1. Where Are You On the SEX TIMELINE?
How to make the most of when it's hot and heavy, and keep it interesting when life cools things down.
Getting intimate with someone new can be awkward. "Enjoy the nervous excitement of getting to know each other's bodies and don't put too much pressure on yourselves to have amazing sex straight
up," advises sexologist Nikki Goldstein. Don't pull out your freaky moves until a bit later.
Love more than passion:
"When you're in love you should feel confident asking for what you want in bed," says Goldstein. "By this point, you're more willing to try new things to please your partner, and you're not as
worried about how you look in certain positions -so enjoy being experimental."
You're all shacked up:
Kiss this, grab that...he knows how to get you there. "You're asking yourself, 'Can I be with this person for the rest of my life?' and you're wondering the same about sex," says Goldstein. "But you have the freedom to have sex wherever you like." Tell your guy how hot he looks and test the new living room rug."
He's put a ring on it, but you still need to prioritise sex after you've said 'I do'. "Our bodies are designed for having sex, so make time and just do it," says Goldstein. Studies prove that a lot of couples are not satisfied with their sex life-and that's because they aren't expressing what they want sexually. Be open and brave in the bedroom.
So, the stork has landed. Couples with children fast become experts in the art of the quickie...and at locking doors. Top tips for keeping lovemaking alive once kids have come into
the picture? Keep to a strict 'lights out' time and make the bedroom a parents-only zone. Might we suggest a romantic 6am romp?
2. What's the one hang up keeping you from great sex?
Miss Body Conscious:
'Why don't we keep our clothes on' seems to be your idea of dirty talk. The best way to overcome a lack of confidence in the bedroom is to let your guy know. "Don't say 'I'm ugly' or 'I'm fat', but tell him you're feeling a bit insecure about your body," says Goldstein. "He's most likely to reassure you that he finds you super-sexy."
Miss One-Track Mind:
You know how the birthday girl never enjoys her party as much as her guests? When it comes
to sex, you're the eternal birthday girl. You put so much pressure on enjoying yourself and making sure he knows it, that you never quite get there. Remember, he's not expecting (or wanting) a porn star, so keep it low-key.
Miss Tight Lipped:
You're kinky in your head, but you can't say it. You're not alone: in a recent survey, 42 percent women said they've never spoken openly about what they want in bed. Take a quiz to see the kind of stuff you're into, then ask your partner to take the same quiz. Compare results and see
which acts both of you liked.
3. How does your lifestyle impact your sex life?
Your life choices could be affecting the quality of your hanky panky.
"Sex is just like any exercise: the fitter you are, the better (or at least longer) you can last," says personal trainer Timo Topp. "Being strong, flexible and fit adds enjoyment and diversity to your sex life." To maintain fitness, do 45 minutes of whole body resistance exercises and cardio three times a week.
"Feeling stressed for long periods will reduce your libido," says Topp. Excess adrenaline and cortisol interfere with your hormone levels.

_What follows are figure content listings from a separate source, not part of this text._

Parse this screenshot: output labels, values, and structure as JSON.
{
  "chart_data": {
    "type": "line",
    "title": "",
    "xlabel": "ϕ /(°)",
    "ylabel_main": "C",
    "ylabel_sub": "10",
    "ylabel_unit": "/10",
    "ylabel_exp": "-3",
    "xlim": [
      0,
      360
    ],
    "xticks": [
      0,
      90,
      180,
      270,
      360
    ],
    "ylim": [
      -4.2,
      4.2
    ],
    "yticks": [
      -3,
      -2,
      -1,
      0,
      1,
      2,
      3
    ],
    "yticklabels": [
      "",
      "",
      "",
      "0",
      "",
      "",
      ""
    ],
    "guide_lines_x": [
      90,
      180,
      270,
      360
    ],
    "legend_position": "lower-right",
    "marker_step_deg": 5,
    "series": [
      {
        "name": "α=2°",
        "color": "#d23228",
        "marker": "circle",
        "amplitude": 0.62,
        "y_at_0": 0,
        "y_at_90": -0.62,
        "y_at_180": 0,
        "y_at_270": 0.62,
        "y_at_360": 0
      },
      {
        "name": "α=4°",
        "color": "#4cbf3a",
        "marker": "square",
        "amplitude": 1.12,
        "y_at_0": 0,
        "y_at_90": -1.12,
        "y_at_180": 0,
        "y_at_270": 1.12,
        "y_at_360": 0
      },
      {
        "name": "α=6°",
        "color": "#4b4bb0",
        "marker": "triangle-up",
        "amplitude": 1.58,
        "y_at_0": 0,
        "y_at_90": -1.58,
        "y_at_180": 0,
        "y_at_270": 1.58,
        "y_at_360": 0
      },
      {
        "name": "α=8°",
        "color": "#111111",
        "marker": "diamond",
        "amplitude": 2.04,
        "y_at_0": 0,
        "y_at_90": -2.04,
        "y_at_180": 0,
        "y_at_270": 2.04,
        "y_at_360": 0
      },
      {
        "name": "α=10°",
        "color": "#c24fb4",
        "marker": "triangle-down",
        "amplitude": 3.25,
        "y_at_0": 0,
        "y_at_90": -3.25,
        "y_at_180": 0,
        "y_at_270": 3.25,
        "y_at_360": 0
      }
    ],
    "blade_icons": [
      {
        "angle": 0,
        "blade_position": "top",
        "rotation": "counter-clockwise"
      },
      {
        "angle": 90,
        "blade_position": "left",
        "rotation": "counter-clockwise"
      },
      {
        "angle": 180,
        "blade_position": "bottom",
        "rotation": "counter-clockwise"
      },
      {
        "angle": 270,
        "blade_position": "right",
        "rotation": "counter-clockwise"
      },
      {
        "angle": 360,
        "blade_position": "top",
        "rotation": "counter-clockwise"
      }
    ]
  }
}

"Smoking decreases the blood flow to the pelvis and clitoris," says GP Dr Penny Adams. "This causes reduced sensitivity and intensity of your orgasm-and even loss of orgasm." Yet more reason to quit (or never start).
"Both high and low BMIs can disrupt your hormones," says Adams. Significantly underweight women can also suffer from vaginal diseases.
"Pills specifically used to treat acne have an anti-male hormone effect and can decrease your
libido," says Adams. Other meds can affect your sex life too: "All Prozac-like antidepressants that work on serotonin can cause reduced libido, delayed orgasm and even anorgasmia (the inability to orgasm)," says Adams.
4. Are your sex styles in sync?
Even being slightly incompatible in bed can make things tricky. Here's how to fix it.
HE LIKES: Going for the win
YOU LIKE: Going slow
TRY: "Go for quickies when you're short on time (like in the mornings) or if you're feeling daring in terms of location," says sex expert Dr Bella Ellwood-Clayton. "Slow, sensual sex is better suited for a more intimate mood with no interruption."
HE LIKES: Taking you from behind
YOU LIKE: Being on top
TRY: "Take your lead from Fifty Shades and practise being both dominant and submissive," says Ellwood- Clayton. "Switching your positions gives each of you the chance to experience control and surrender."
HE LIKES: Grinding steady
YOU LIKE: Hard and fast
TRY: "Combine both. Let him know that you prefer sex at a more leisurely pace," says Ellwood-
Clayton. "Getting the rhythm right is an integral component of enjoying great sex, but it can involve some give and take."
HE LIKES: Getting right to the main event
YOU LIKE: Warming up
TRY: Gentlemen, there's no excuses here, says Ellwood- Clayton. He might get hard in 30 seconds, but you need time to be properly aroused-so just remind him gently. "Foreplay is a prerequisite," she stresses.